Bereits aus den in der Sonderausstellung gezeigten frühen Collagen für Dada lässt sich die Regelverletzung als ein Element von Grosz‘ Arbeiten herausarbeiten. Die Kenntnis der Regeln für ein Titelbild, auf dem alles linear geordnet zu erkennen, lesen ist, ermöglicht es, Text und Bild in eine Anti-Linearität zu versetzen. Zugleich mag die zunehmende Reklame und Beschriftung im öffentlichen Raum der Stadt Berlin für Grosz Bild und Schrift in einen Wirbel versetzt haben. Litfaßsäulen gab es seit 1854 in Berlin bald fast an jeder Straßenecke. Lichtreklamen machten Berlin bis 1928 zu Berlin im Licht, was Bertolt Brecht und Kurt Weill zu einem Song inspirierte.
„Und zum Spazierengehn
genügt das Sonnenlicht.
Doch um die Stadt Berlin zu sehn,
genügt die Sonne nicht,
das ist kein lauschiges Plätzchen,
das ist ’ne ziemliche Stadt.
Damit man da alles gut sehen kann,
da braucht man schon einige Watt.
Na wat denn? Na wat denn?
Was ist das für ’ne Stadt denn?“
Das Prinzip der Montage in der Collage wird in 2 frühen Ölgemälden von George Grosz als Verfahren der Bildkomposition eingesetzt. In seinen Ölgemälden wie Deutschland, ein Wintermärchen (1918) werden einige welthaltige Bildelemente ausgeschnitten und andere mit der Akribie der Schere aus Medien ausgeschnitten, um mit großer, fast fotorealistischer Genauigkeit gemalt zu werden. Die Montage gilt einer Wissensvermittlung durch Bild und Text, wenn Grosz gegen Abschluss des großformatigen Gemäldes von 215 x 132 cm im Gespräch mit Harry Graf Kessler im Atelier in Südende am 5. Februar 1919 vermerkt, dass jener ihm gesagt habe, „dieses Bild“ sei „so gedacht, dass es in den Schulen aufzuhängen“ wäre.[6] Deutschland, ein Wintermärchen wird nicht nur aus Zeitschnipseln in Öl sukzessive montiert, es soll das installierte Literatur- und Geschichtswissen auch an Schüler*innen vermitteln. Die Montage erhält aus einem spielerischen Verfahren die Funktion der Wissensvermittlung.

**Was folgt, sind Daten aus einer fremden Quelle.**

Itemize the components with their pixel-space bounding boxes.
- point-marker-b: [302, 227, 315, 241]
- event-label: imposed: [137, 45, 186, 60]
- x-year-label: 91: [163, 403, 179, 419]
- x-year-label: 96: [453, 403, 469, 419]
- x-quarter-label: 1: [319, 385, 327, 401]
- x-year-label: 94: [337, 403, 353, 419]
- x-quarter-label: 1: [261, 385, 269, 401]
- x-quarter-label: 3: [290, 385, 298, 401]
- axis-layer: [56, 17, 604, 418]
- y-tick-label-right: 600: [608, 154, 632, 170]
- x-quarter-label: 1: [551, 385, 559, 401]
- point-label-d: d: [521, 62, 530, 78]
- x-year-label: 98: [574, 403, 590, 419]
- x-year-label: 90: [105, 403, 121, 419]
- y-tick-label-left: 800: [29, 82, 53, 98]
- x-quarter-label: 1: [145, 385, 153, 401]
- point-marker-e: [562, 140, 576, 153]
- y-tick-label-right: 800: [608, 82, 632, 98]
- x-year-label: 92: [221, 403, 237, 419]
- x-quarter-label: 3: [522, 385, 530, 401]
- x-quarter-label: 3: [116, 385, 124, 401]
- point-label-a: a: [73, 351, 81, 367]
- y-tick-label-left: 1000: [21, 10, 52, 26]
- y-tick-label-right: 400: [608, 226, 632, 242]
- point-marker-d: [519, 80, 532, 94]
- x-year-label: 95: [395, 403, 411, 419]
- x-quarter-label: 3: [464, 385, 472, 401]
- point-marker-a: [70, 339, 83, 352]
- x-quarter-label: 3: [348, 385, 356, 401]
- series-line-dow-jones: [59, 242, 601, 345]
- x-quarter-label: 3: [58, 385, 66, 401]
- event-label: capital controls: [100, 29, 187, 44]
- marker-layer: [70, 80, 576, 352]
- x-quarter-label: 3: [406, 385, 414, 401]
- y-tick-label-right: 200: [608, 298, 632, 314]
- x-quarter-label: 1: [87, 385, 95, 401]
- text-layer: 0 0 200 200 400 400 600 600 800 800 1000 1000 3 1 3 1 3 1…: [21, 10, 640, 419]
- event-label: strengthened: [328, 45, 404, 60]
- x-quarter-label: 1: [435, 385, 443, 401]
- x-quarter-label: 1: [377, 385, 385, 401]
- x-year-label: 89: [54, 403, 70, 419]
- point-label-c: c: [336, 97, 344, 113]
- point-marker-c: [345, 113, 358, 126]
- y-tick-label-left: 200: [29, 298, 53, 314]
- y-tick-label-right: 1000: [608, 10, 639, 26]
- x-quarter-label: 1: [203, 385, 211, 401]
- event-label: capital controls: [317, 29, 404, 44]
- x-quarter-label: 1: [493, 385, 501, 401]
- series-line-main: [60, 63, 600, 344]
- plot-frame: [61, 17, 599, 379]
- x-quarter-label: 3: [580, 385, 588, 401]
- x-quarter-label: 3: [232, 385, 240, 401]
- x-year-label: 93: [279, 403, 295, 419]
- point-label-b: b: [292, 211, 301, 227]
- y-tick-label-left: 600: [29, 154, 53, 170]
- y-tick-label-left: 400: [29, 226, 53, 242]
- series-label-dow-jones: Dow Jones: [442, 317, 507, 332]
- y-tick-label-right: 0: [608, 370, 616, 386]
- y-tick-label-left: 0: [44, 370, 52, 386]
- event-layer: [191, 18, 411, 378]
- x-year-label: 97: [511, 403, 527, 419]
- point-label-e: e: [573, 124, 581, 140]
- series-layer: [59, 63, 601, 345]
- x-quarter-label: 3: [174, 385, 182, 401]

Das Gemälde Deutschland, ein Wintermärchen gilt als verschollen nach Ralph Jentsch.[7] In der Ausstellung wird eine kleinere Autotypie aus der Sammlung der Akademie der Künste neben einem Bildschirm in halber Originalgröße gezeigt, auf dem die einzelnen Bildelemente wie der zentrale Bürger in ans Militär oder die Polizei erinnerndem grünen Jackett mit Messer und Gabel am Tisch und Zeitung auf demselben eingeblendet werden. So wird das Verfahren der Montage im Ölgemälde visuell nachvollziehbar. Die gemalten Bild- und Fotoschnipsel, ausgeschnittene Zeitungsseiten und Lebensmittelmarken z.B. werden in ihrer Wissensfunktion ausgeschnitten, geklebt und anders, entgegen Diskurs- und anderer Regeln zusammengefügt.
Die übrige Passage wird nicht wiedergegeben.